The psychology of selling life insurance - PDF (1922) by Edward Kellogg Strong

The psychology of selling life insurance

The psychology of selling life insurance


Life underwriters have long been seeking some treatise on psychology that would explain the principles of selling life insurance, in non-technical language. Such is the purpose of this book. 

The salesman's two most difficult tasks are to interest the prospect and to close the sale. These two tasks are both very directly related to the psychological factor of desire. In this book, the salesman is acquainted with man's native and acquired desires or interests and is shown how man's needs for insurance may be translated into terms of desire so that the prospect will finally want that which life insurance provides. 

When he comes to desire the service insurance renders, the problem of closing largely disappears. In order to make every principle as concrete and practical as possible, they are taught in connection with the study of five complete sales -interviews and portions of several others. In the past, the theory of selling has been presented either by psychologists writing on psychology with reference to selling or by salesmen writing on selling as explained by psychology. 

In either case, the treatment of the subject has generally,  though not always, been limited to a description of the mental processes of the individual which are to be aroused in the various stages of selling. The subjects of attention, interest, desire, and the like, have been analyzed, often with great detail. The studious salesman has been enabled to learn a great deal about imagination, reasoning, and persuasion. Personally, I feel very strongly that this descriptive approach is largely futile. The power to apply the abstract to the concrete is not so widely diffused as we would fain believe. 

A study of mental states is interesting, but what the majority of salesmen most need to know is the specific method to be taken in inducing a mental state favorable to buying. In other words, the salesman must come to appreciate the cause and effect relationships between what he says and does and what the prospect thinks and feels. 

The present volume, accordingly, presents the theory of selling, not in terms of mental states, but in terms of what the salesman must actually do in order to secure certain desired results. These principles could be described and applied in a few pages if the goal were merely an understanding of the subject. Just so the moves in the game of chess can be learned and the principles understood after an hour's explanation. But one cannot play chess merely by comprehending. 

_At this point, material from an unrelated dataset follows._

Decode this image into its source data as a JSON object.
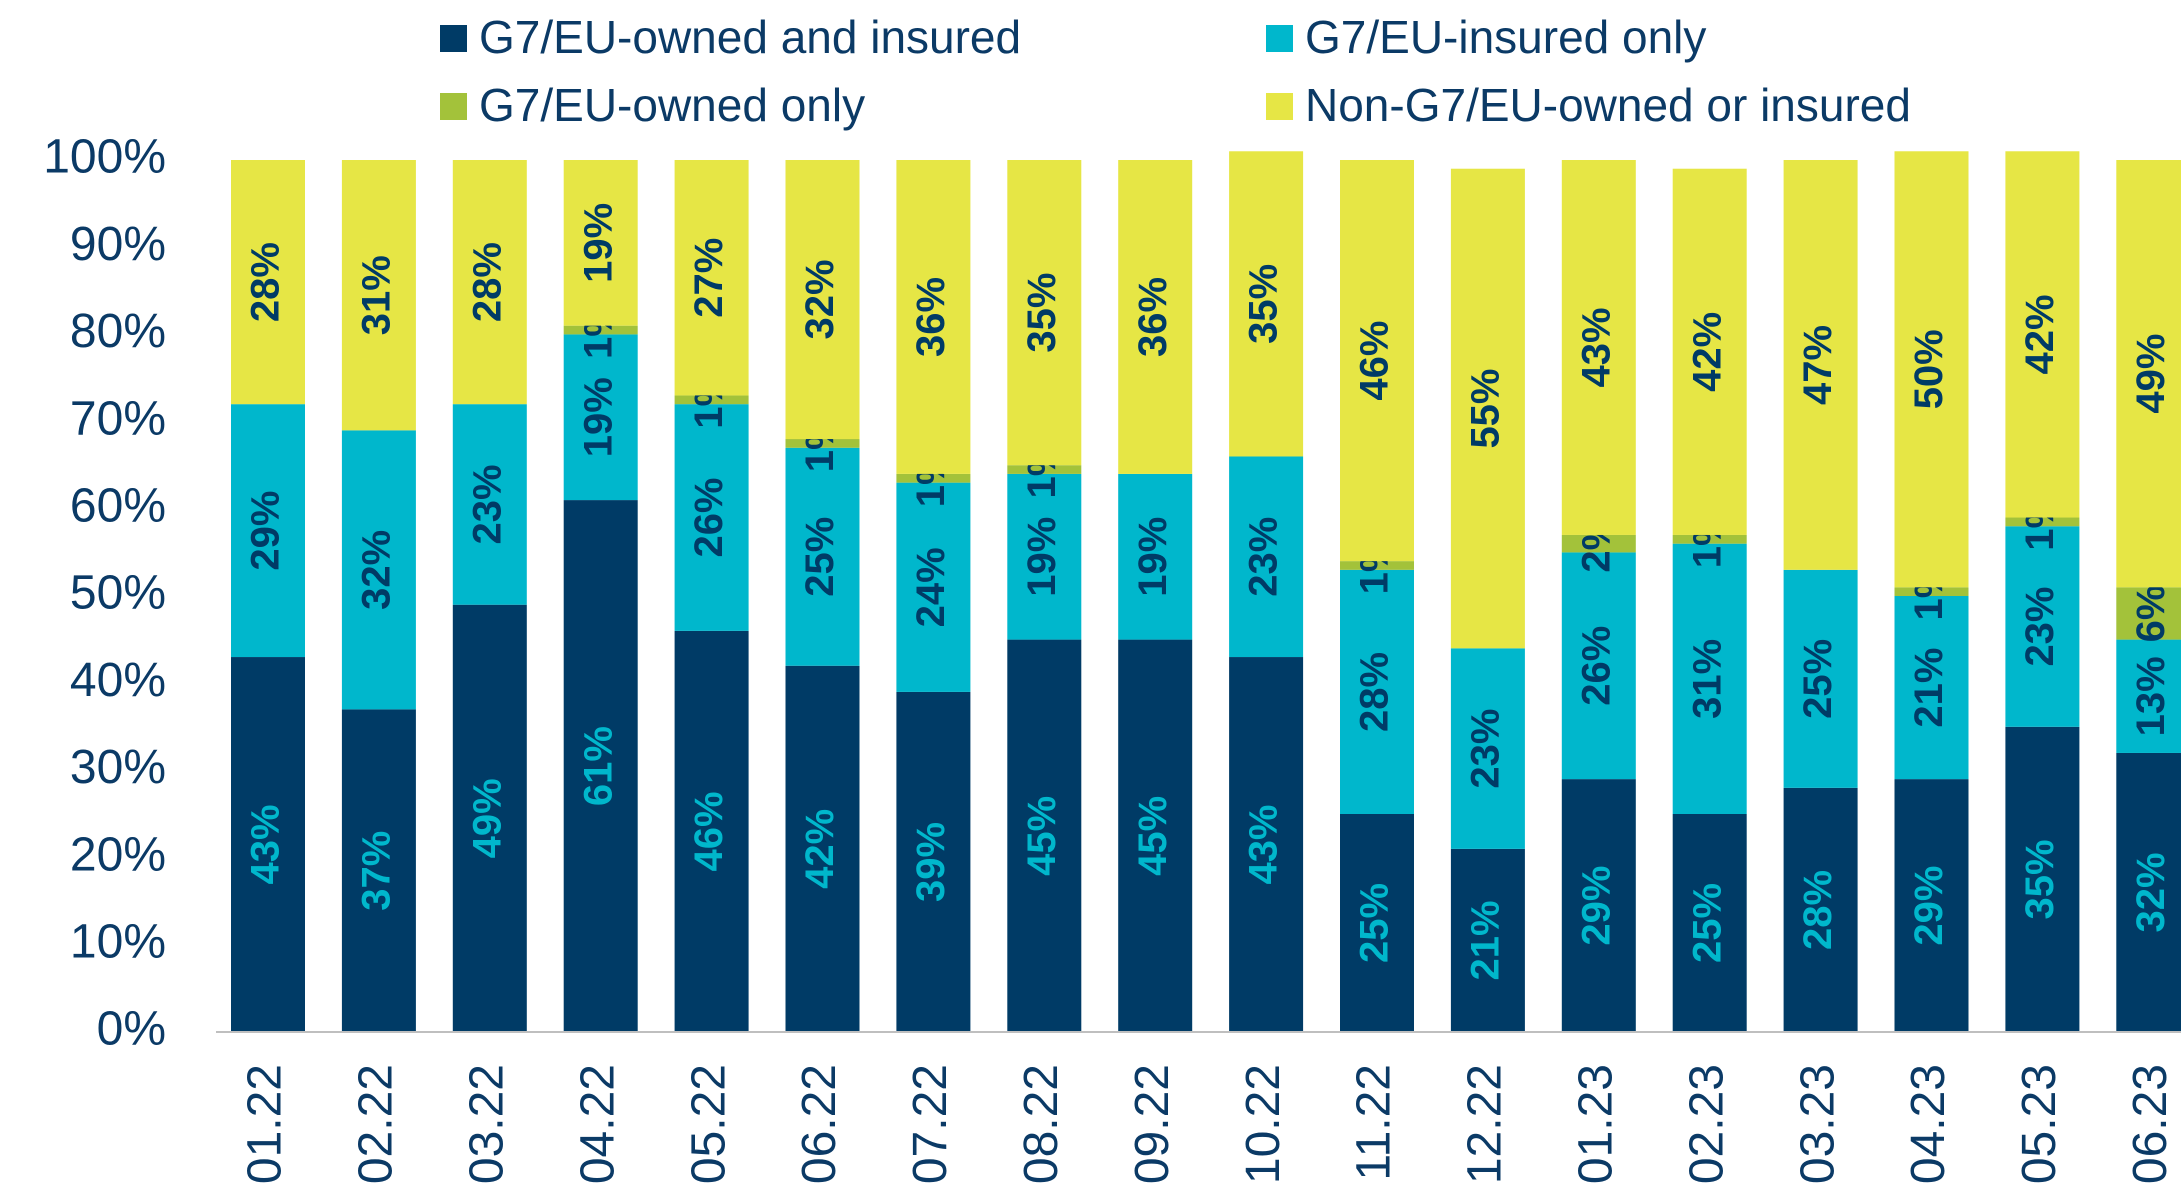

And the salesman who would be successful must feel as well as understand. He must make the principles of selling a part of himself; they must come to be an integral, unconscious, and spontaneous component of all his thinking and acting. To bring this about he must spend much more time and effort upon their acquisition than is usually devoted to reading a book. And it is with the definite purpose of forcing this increased effort that the assignments have been introduced at the end of each lesson. A vast number of individuals are responsible for our present science and art of selling. Credit can never be given to most of them, for their ideas and practices were passed on to others with scarcely any appreciation of what was being done. 

To a few, definite references can be made, and this I have tried to do throughout in the form of footnotes. From E. L. Thorndike, who was my first instructor in many of the topics presented here, I have quoted extensively regarding man's native behaviour.